Despite those challenges, the two nonprofits say it's clear 2007 will end up a record year for the amount of information compromised, because of greater data loss and increased reporting of breaches.

Both groups acknowledge many breaches may be missing from their lists, because they largely count incidents reported in news media that they consider credible. Media coverage has risen in part because of the growing number of states requiring businesses and institutions to publicly disclose data losses. Thirty-seven states, plus Washington D.C., now have such requirements.

Because of proliferation of such laws, "it may take a year or two before things stabilize and we can see what's really happening," Foley said. "If that's the case, then we'll know whether businesses are practicing better information-handling techniques."

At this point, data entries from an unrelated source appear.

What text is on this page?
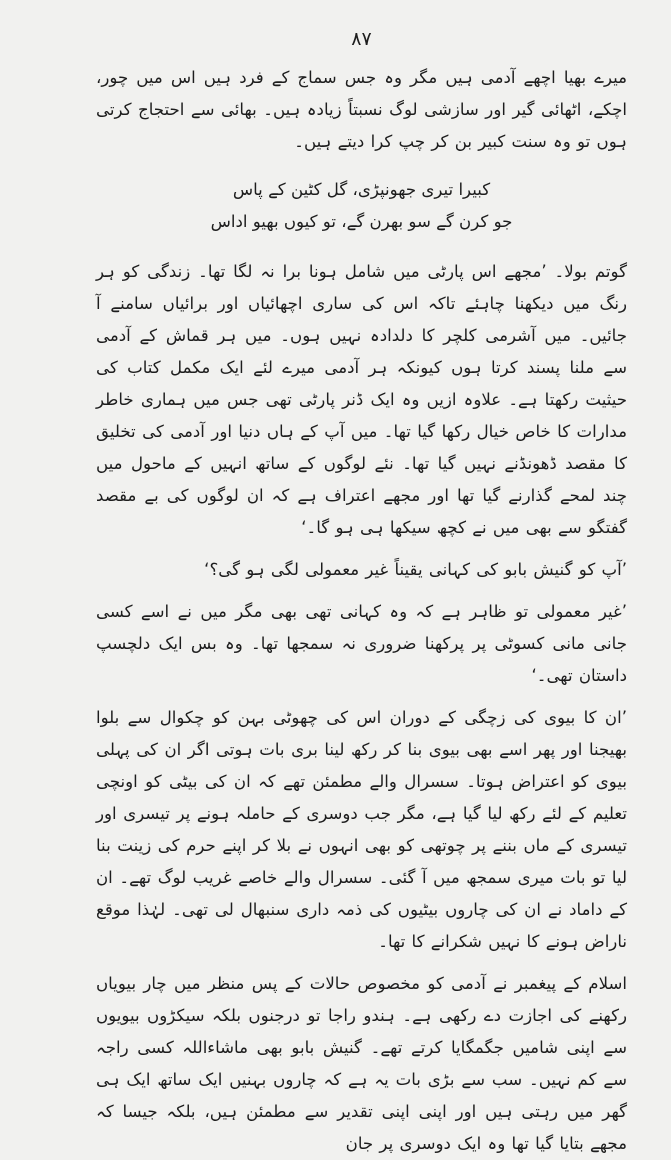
۸۷

میرے بھیا اچھے آدمی ہیں مگر وہ جس سماج کے فرد ہیں اس میں چور، اچکے، اٹھائی گیر اور سازشی لوگ نسبتاً زیادہ ہیں۔ بھائی سے احتجاج کرتی ہوں تو وہ سنت کبیر بن کر چپ کرا دیتے ہیں۔

کبیرا تیری جھونپڑی، گل کٹین کے پاس
جو کرن گے سو بھرن گے، تو کیوں بھیو اداس

گوتم بولا۔ ’مجھے اس پارٹی میں شامل ہونا برا نہ لگا تھا۔ زندگی کو ہر رنگ میں دیکھنا چاہئے تاکہ اس کی ساری اچھائیاں اور برائیاں سامنے آ جائیں۔ میں آشرمی کلچر کا دلدادہ نہیں ہوں۔ میں ہر قماش کے آدمی سے ملنا پسند کرتا ہوں کیونکہ ہر آدمی میرے لئے ایک مکمل کتاب کی حیثیت رکھتا ہے۔ علاوہ ازیں وہ ایک ڈنر پارٹی تھی جس میں ہماری خاطر مدارات کا خاص خیال رکھا گیا تھا۔ میں آپ کے ہاں دنیا اور آدمی کی تخلیق کا مقصد ڈھونڈنے نہیں گیا تھا۔ نئے لوگوں کے ساتھ انہیں کے ماحول میں چند لمحے گذارنے گیا تھا اور مجھے اعتراف ہے کہ ان لوگوں کی بے مقصد گفتگو سے بھی میں نے کچھ سیکھا ہی ہو گا۔‘

’آپ کو گنیش بابو کی کہانی یقیناً غیر معمولی لگی ہو گی؟‘

’غیر معمولی تو ظاہر ہے کہ وہ کہانی تھی بھی مگر میں نے اسے کسی جانی مانی کسوٹی پر پرکھنا ضروری نہ سمجھا تھا۔ وہ بس ایک دلچسپ داستان تھی۔‘

’ان کا بیوی کی زچگی کے دوران اس کی چھوٹی بہن کو چکوال سے بلوا بھیجنا اور پھر اسے بھی بیوی بنا کر رکھ لینا بری بات ہوتی اگر ان کی پہلی بیوی کو اعتراض ہوتا۔ سسرال والے مطمئن تھے کہ ان کی بیٹی کو اونچی تعلیم کے لئے رکھ لیا گیا ہے، مگر جب دوسری کے حاملہ ہونے پر تیسری اور تیسری کے ماں بننے پر چوتھی کو بھی انہوں نے بلا کر اپنے حرم کی زینت بنا لیا تو بات میری سمجھ میں آ گئی۔ سسرال والے خاصے غریب لوگ تھے۔ ان کے داماد نے ان کی چاروں بیٹیوں کی ذمہ داری سنبھال لی تھی۔ لہٰذا موقع ناراض ہونے کا نہیں شکرانے کا تھا۔

اسلام کے پیغمبر نے آدمی کو مخصوص حالات کے پس منظر میں چار بیویاں رکھنے کی اجازت دے رکھی ہے۔ ہندو راجا تو درجنوں بلکہ سیکڑوں بیویوں سے اپنی شامیں جگمگایا کرتے تھے۔ گنیش بابو بھی ماشاءاللہ کسی راجہ سے کم نہیں۔ سب سے بڑی بات یہ ہے کہ چاروں بہنیں ایک ساتھ ایک ہی گھر میں رہتی ہیں اور اپنی اپنی تقدیر سے مطمئن ہیں، بلکہ جیسا کہ مجھے بتایا گیا تھا وہ ایک دوسری پر جان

And it's NOT going to be better in 2008.

"More of them are experiencing data breaches, and they're responding to them in a reactive way, rather than proactively," is an understatement. All organizations handling personal data, especially retailers, need to think "security." They need to have a top-flight IT security team in place.

As for customers, think thrice about doing banking over the Internet, especially wireless. The less personal data you place over the NET the safer you'll be.

But the sad fact is, there is so much personal data out there already, via every application you have made for credit (online or paper) or online ordering. Even for those who do not use the NET, their personal data is sitting on some computer somewhere.